Marked only by a façade of curved brick tiles and without a sign, the location of CD.TAKOH2 is intentionally discreet. The restaurant opens its door solely to guests with reservations, granted exclusively through introductions by existing patrons. The restaurant accommodates just one group of two to six guests each night, creating the feel of a private salon hidden in the city.
Inside, the mood is serene and understated. The dining room is built around a distinctively curved counter, the restaurant’s architectural centerpiece. Takoh designed both the layout and furnishings himself, prioritizing comfort and flow. Throughout the meal, he often steps out from behind the counter to engage with guests. For international diners, service is offered in English and Chinese, with each dish introduced in detail.
Originally from Tokyo, Takoh developed his skills in restaurants across Nagano and Osaka before opening his original CD.TAKOH in 1998. He traces his culinary roots to the now-closed Restaurant Isomura, where he learned the foundations of yōshoku.
Yōshoku is Japan’s localized take on Western cuisine, developed during the Meiji era (1868–1912), a period of rapid modernization. Influenced by French, British and Italian cooking, Japanese chefs adapted these foreign styles to suit local tastes, giving rise to hybrid classics like hamburger steak, curry rice and omelet rice (omuraisu).
While these dishes may have Western roots, Takoh presents them as expressions of Japanese culture. “Yōshoku isn’t imported,” he says. “It’s a reinterpretation—something born here, and uniquely Japanese.”
CUISINE
Serving just one group per day
The omakase at CD.TAKOH2 offers a curated exploration of yōshoku, reimagined for the fine dining context. Guests are served five dishes from a seasonal repertoire that includes signature dishes such as beef cutlet sandwiches, crab cream croquettes, beef stew, omelet rice and Neapolitan-style spaghetti. With advance notice, the menu can be tailored to individual preferences.
The cutlet sandwich is a signature: the center of Saga beef fillet is fried to a delicate medium, encased in a whisper-thin batter, and layered between slices of unbuttered toast to highlight the flavor of the meat. The crab cream croquette is generously filled with sweet snow crab, draped with a velvety American-style sauce. Seasonal vegetables—such as snow-viewing carrots and pumpkin salad—add color, contrast, and subtle texture.

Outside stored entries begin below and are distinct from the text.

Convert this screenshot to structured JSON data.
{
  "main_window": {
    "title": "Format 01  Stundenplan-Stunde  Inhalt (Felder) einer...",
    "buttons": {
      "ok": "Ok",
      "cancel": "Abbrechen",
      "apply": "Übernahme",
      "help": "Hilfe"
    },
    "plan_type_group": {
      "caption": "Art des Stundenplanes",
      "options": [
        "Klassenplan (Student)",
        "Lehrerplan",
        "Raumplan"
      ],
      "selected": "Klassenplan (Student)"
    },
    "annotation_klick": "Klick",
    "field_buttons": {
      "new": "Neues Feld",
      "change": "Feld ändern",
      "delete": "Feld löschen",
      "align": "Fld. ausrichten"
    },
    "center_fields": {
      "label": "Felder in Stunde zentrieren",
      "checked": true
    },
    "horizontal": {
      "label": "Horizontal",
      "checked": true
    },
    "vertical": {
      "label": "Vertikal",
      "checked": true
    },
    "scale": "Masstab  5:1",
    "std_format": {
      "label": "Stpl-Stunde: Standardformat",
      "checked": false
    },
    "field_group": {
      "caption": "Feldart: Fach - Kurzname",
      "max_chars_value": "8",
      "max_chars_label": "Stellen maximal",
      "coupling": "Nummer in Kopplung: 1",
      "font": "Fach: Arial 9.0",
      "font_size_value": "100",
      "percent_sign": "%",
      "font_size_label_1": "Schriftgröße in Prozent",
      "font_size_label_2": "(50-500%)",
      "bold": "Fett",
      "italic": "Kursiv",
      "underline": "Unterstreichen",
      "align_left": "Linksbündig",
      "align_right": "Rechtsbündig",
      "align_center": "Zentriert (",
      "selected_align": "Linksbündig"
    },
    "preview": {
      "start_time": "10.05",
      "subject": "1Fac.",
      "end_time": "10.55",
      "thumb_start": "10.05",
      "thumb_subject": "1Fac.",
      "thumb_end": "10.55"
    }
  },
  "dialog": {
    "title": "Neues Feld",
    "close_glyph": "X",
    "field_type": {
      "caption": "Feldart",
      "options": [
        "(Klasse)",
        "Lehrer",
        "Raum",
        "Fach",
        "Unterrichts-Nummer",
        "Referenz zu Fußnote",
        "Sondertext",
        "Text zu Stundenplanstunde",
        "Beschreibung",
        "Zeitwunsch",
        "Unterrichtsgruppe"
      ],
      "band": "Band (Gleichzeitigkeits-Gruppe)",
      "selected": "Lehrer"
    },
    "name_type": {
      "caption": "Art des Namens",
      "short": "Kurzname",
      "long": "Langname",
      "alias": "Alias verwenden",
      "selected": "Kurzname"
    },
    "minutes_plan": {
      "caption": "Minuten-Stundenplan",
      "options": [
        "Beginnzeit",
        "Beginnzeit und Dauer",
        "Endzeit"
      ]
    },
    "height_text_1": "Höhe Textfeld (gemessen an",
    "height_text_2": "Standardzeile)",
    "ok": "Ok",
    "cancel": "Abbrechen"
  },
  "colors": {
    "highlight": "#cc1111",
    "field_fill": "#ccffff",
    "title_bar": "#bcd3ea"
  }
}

The beef stew features boneless Saga short rib, slow-cooked and enriched with a demi-glace aged over eight months. It is served with vegetable sides such as ratatouille, sweet potato, and snap peas. The omelet rice—another standout—is made with lightly seasoned beef rice wrapped in a custard-soft omelet, then finished with a bright, tomato-forward demi-glace sauce.
INGREDIENTS
Ingredient sourcing is central to Takoh’s philosophy. Saga beef, featured in several key dishes, is selected through a rigorous tasting event in Kyushu, often referred to as the “Olympics of Wagyu.” Only cuts that meet his high standards are brought into the kitchen. Vegetables are procured directly from producers in Okinawa and Kagoshima, and even the bread is made specifically to fit the style of the dishes.
The beverage selection spans rare sake, Champagne, and a cellar of approximately 4,000 bottles of wine stored on-site. There is no set pairing menu; instead, recommendations are made based on the guest’s tastes and the flow of the meal. This bespoke approach allows for pairings that are intuitive and responsive, the chef says.


CHEF
Kazuyoshi Takoh
WINE
The wine list reflects the same degree of care and thought as the cuisine. Chef Takoh sources bottles from some of France’s most revered vineyards, including the five great châteaux of Bordeaux and Grand Crus of Burgundy. Many of these wines are unobtainable on the Japanese market—secured only through direct visits to producers and long-standing relationships with the winemakers.
As global prices for French wine continue to rise, CD.TAKOH2 remains a hidden destination for connoisseurs seeking rare vintages offered at accessible value. Alongside wine, the restaurant also offers a selection of exceptional Japanese sake, chosen carefully to complement the delicate richness of the menu.